Kini di Manila ada flexy time, bisa mulai ngantor jam setengah sembilan. Jam kerja normal mulai jam tujuh. Namun rasanya susah untuk bangun siang. Selalu terjaga sebelum jam setengah enam walau sering masih ngantuk. Hanya akhir pekan ada kesempatan bangun siang, terutama di hari Minggu. Hari Sabtu malah kadang harus bangun pagi2 jika mau main golf, apa lagi jika main di luar kota. Kesempatan bangun siang biasanya hanya ada di hari Minggu. Nyi Ageng biasanya habis sholat pagi mulai berisik didapur atau lihat TV, drama filem Korea. Acara bangun siang selalu tak kesampaian.

Tiga tahun lalu, kami pernah berdua ke Hongkong akhir pekan, rasanya pengin sekali tiduran di kamar hotel, hujan kepagian. Tiba tiba saja Nyi Ageng pengin lihat marathon massal di luar sana. Pikir saya marathon di mana mana ya sama, pagi2 hujan gitu kok pengin keluar lihat orang marathon. Padahal acaranya juga disiarkan TV. Akhirnya acara malas malasan di tempat tidur gagal total. Di bawah hujan rintik rintik kami menyaksikan start marathon. Ada sedikit insiden, kami berdua ikut antrean panjang manusia. Saya kira antre mau lihat marathon, tahunya antre ke WC. Enak menyaksikan lewat TV dari kamar hotel sebenarnya. Apa oleh buat, nggak semuanya selalu indah dalam hidup ini.

Bicara tentang tidur siang, jika tak ada acara, Sabtu sore atau Minggu sore adalah waktu paling pas untuk menikmati tidur siang. Sejak kecil saya tak terbiasa tidur siang. Hanya sewaktu kuliah di Yogya saja kadang kadang tidur sore jika tak ada praktikum. Waktu itu masih di pondokan. Sewaktu masa kecil di Ambarawa, nggak ada acara tidur siang. Nggak mungkin tidur siang. Hewan piaraan terutama lembu itu nggak bisa ditinggalkan untuk tidur siang. Acara tidur siang hanya untuk anak anak kota. Di daerah saya di desa dulu, para petani berangkat pagi2 sekali ke sawah sebelum matahari terbit. Kemudian pulang sarapan kira kira jam sepuluh sambil istirahat siang oleh karena hawa siang hari terlalu panas untuk bekerja di lapangan. Sebagian mungkin akan tidur sebentar. Siang hari sesudah jam dua, mereka kembali ke sawah sampai kira kira jam lima sore. Begitu irama waktu dari hari ke hari.
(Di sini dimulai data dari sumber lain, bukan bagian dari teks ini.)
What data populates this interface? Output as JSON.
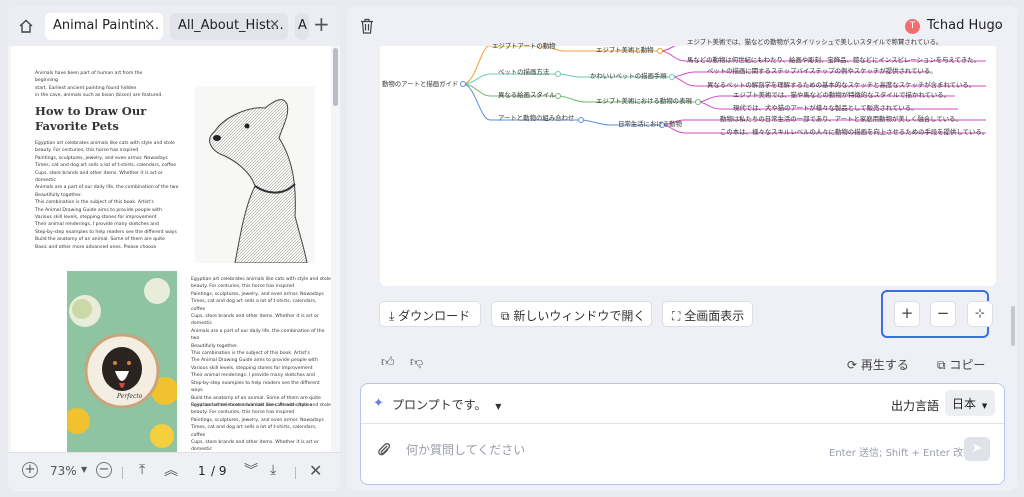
{
  "tabs": {
    "home_icon": "home-icon",
    "items": [
      {
        "label": "Animal Paintin…",
        "close": "×"
      },
      {
        "label": "All_About_Hist…",
        "close": "×"
      },
      {
        "label": "A"
      }
    ],
    "add": "+"
  },
  "doc": {
    "intro": [
      "Animals have been part of human art from the beginning",
      "start. Earliest ancient painting found hidden",
      "in the cave, animals such as bison (bison) are featured."
    ],
    "heading1": "How to Draw Our",
    "heading2": "Favorite Pets",
    "para1": [
      "Egyptian art celebrates animals like cats with style and stole",
      "beauty. For centuries, this horse has inspired",
      "Paintings, sculptures, jewelry, and even armor. Nowadays",
      "Times, cat and dog art sells a lot of t-shirts, calendars, coffee",
      "Cups, store brands and other items. Whether it is art or domestic",
      "Animals are a part of our daily life, the combination of the two",
      "Beautifully together.",
      "This combination is the subject of this book. Artist's",
      "The Animal Drawing Guide aims to provide people with",
      "Various skill levels, stepping stones for improvement",
      "Their animal renderings. I provide many sketches and",
      "Step-by-step examples to help readers see the different ways",
      "Build the anatomy of an animal. Some of them are quite",
      "Basic and other more advanced ones. Please choose"
    ],
    "para2": [
      "Egyptian art celebrates animals like cats with style and stole",
      "beauty. For centuries, this horse has inspired",
      "Paintings, sculptures, jewelry, and even armor. Nowadays",
      "Times, cat and dog art sells a lot of t-shirts, calendars, coffee",
      "Cups, store brands and other items. Whether it is art or domestic",
      "Animals are a part of our daily life, the combination of the two",
      "Beautifully together.",
      "This combination is the subject of this book. Artist's",
      "The Animal Drawing Guide aims to provide people with",
      "Various skill levels, stepping stones for improvement",
      "Their animal renderings. I provide many sketches and",
      "Step-by-step examples to help readers see the different ways",
      "Build the anatomy of an animal. Some of them are quite",
      "Basic and other more advanced ones. Please choose"
    ],
    "para3": [
      "Egyptian art celebrates animals like cats with style and stole",
      "beauty. For centuries, this horse has inspired",
      "Paintings, sculptures, jewelry, and even armor. Nowadays",
      "Times, cat and dog art sells a lot of t-shirts, calendars, coffee",
      "Cups, store brands and other items. Whether it is art or domestic"
    ],
    "embroidery_text": "Perfecto"
  },
  "pdfbar": {
    "zoom": "73%",
    "page": "1",
    "total": "/ 9"
  },
  "user": {
    "initial": "T",
    "name": "Tchad Hugo",
    "accent": "#f26d6d"
  },
  "mindmap": {
    "root": "動物のアートと描画ガイド",
    "top": "エジプトアートの動物",
    "b1": {
      "label": "ペットの描画方法",
      "sub": "かわいいペットの描画手順",
      "leaves": [
        "ペットの描画に関するステップバイステップの例やスケッチが提供されている。",
        "異なるペットの解剖学を理解するための基本的なスケッチと高度なスケッチが含まれている。"
      ]
    },
    "b0": {
      "sub": "エジプト美術と動物",
      "leaves": [
        "エジプト美術では、猫などの動物がスタイリッシュで美しいスタイルで称賛されている。",
        "馬などの動物は何世紀にもわたり、絵画や彫刻、宝飾品、鎧などにインスピレーションを与えてきた。"
      ]
    },
    "b2": {
      "label": "異なる絵画スタイル",
      "sub": "エジプト美術における動物の表現",
      "leaves": [
        "エジプト美術では、猫や馬などの動物が特徴的なスタイルで描かれている。",
        "現代では、犬や猫のアートが様々な製品として販売されている。"
      ]
    },
    "b3": {
      "label": "アートと動物の組み合わせ",
      "sub": "日常生活における動物",
      "leaves": [
        "動物は私たちの日常生活の一部であり、アートと家庭用動物が美しく融合している。",
        "この本は、様々なスキルレベルの人々に動物の描画を向上させるための手段を提供している。"
      ]
    }
  },
  "actions": {
    "download": "ダウンロード",
    "new_window": "新しいウィンドウで開く",
    "fullscreen": "全画面表示",
    "zoom_in": "+",
    "zoom_out": "−"
  },
  "feedback": {
    "regenerate": "再生する",
    "copy": "コピー"
  },
  "prompt": {
    "label": "プロンプトです。",
    "lang_label": "出力言語",
    "lang_value": "日本",
    "placeholder": "何か質問してください",
    "hint": "Enter 送信; Shift + Enter 改行"
  }
}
Di kalangan sebagian masyarakat kita tidur siang adalah kebiasaan yang tak bisa ditinggalkan. Juga di negara negara lain di Asia atau di Eropa Selatan, tidur siang adalah bagian siklus keseharian. Dalam situasi dunia kerja masa kini, buat mereka yang bekerja di kantor atau di dunia usaha, agak sulit menikmati tidur siang. Jaman dulu kantor mulai jam 0700 sampai jam 0200 siang. Pulang kantor masih bisa tidur. Namun kantor kantor sekarang umumnya sampai jam empat atau lima sore. Nggak ada kesempatan tidur. Hanya secara kebetulan karena kemacetan jalan, ada yang bisa memanfaatkan waktu untuk tidur selama perjalanan. Beberapa bulan lalu ada berita di CNN kalau ada kantor swasta di Amerika yang mengijinkan karyawan tidur siang di kantor selama setengah jam semasa istirahat makan siang. Kabarnya bisa meningkatkan tingkat produktifitas karyawan.
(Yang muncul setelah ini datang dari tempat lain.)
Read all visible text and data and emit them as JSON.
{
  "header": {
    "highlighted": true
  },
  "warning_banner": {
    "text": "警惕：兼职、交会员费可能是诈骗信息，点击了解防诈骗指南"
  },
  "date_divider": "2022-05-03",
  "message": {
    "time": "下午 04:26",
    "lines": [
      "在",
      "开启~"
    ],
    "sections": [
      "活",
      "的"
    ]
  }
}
Di waktu saya masih mengajar di tahun delapan puluhan, ada mahasiswa yang protes karena saya minta seminar sore hari sesudah acara kuliah, antara jam 3 sampai jam 4. Katanya mengganggu waktu tidur sore hari. Juga seorang teman dosen yang mengeluh saya undang rapat jam dua sampai jam tiga. Jam jam tidur siang. Kadang kita lupa kalau acara tidur siang sudah demikian mengakar untuk sebagian dari kita. Terbawa sejak kecil. Nggak tahulah memang banyak yang berbeda dan banyak yang berubah, meskipun hanya acara bangun pagi dan tidur siang.
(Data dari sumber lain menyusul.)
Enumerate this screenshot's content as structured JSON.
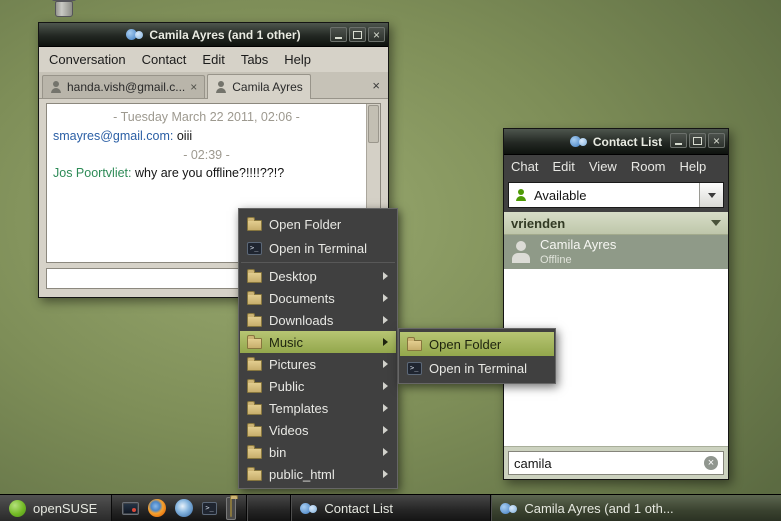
{
  "chat_window": {
    "title": "Camila Ayres (and 1 other)",
    "menu": {
      "items": [
        "Conversation",
        "Contact",
        "Edit",
        "Tabs",
        "Help"
      ]
    },
    "tabs": [
      {
        "label": "handa.vish@gmail.c..."
      },
      {
        "label": "Camila Ayres"
      }
    ],
    "lines": [
      {
        "kind": "time",
        "text": "- Tuesday March 22 2011, 02:06 -"
      },
      {
        "kind": "msg",
        "sender": "smayres@gmail.com:",
        "text": "oiii"
      },
      {
        "kind": "time",
        "text": "- 02:39 -"
      },
      {
        "kind": "msg",
        "sender": "Jos Poortvliet:",
        "text": "why are you offline?!!!!??!?"
      }
    ],
    "input_value": ""
  },
  "context_menu": {
    "actions": [
      {
        "label": "Open Folder"
      },
      {
        "label": "Open in Terminal"
      }
    ],
    "folders": [
      {
        "label": "Desktop"
      },
      {
        "label": "Documents"
      },
      {
        "label": "Downloads"
      },
      {
        "label": "Music",
        "highlighted": true
      },
      {
        "label": "Pictures"
      },
      {
        "label": "Public"
      },
      {
        "label": "Templates"
      },
      {
        "label": "Videos"
      },
      {
        "label": "bin"
      },
      {
        "label": "public_html"
      }
    ],
    "submenu": {
      "items": [
        {
          "label": "Open Folder",
          "highlighted": true
        },
        {
          "label": "Open in Terminal"
        }
      ]
    }
  },
  "contact_list": {
    "title": "Contact List",
    "menu": {
      "items": [
        "Chat",
        "Edit",
        "View",
        "Room",
        "Help"
      ]
    },
    "status_selector": {
      "value": "Available"
    },
    "group": {
      "label": "vrienden"
    },
    "contacts": [
      {
        "name": "Camila Ayres",
        "status": "Offline"
      }
    ],
    "search": {
      "value": "camila"
    }
  },
  "taskbar": {
    "start": {
      "label": "openSUSE"
    },
    "tasks": [
      {
        "label": "Contact List"
      },
      {
        "label": "Camila Ayres (and 1 oth...",
        "active": true
      }
    ]
  },
  "colors": {
    "menu_highlight_green": "#9fb45e",
    "sender_blue": "#2b5fa5",
    "sender_green": "#2e8b57",
    "desktop_green": "#7e8e58",
    "selected_contact_bg": "#8f9a88"
  }
}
Semalam saya kembali tiba di Manila. Lepas tengah malam. Tadi pagi bangun jam enam, Pengin bangun siang sebenarnya. Kira kira jam sembilan ada langganan pijat yang selalu datang di hari Minggu. Habis pijat bisa tidur sampai siang. Jam tiga mulai meneruskan tulisan ini. Salam hangat untuk anda semua, selamat menikmati bangun siang dan tidur siang di akhir pekan.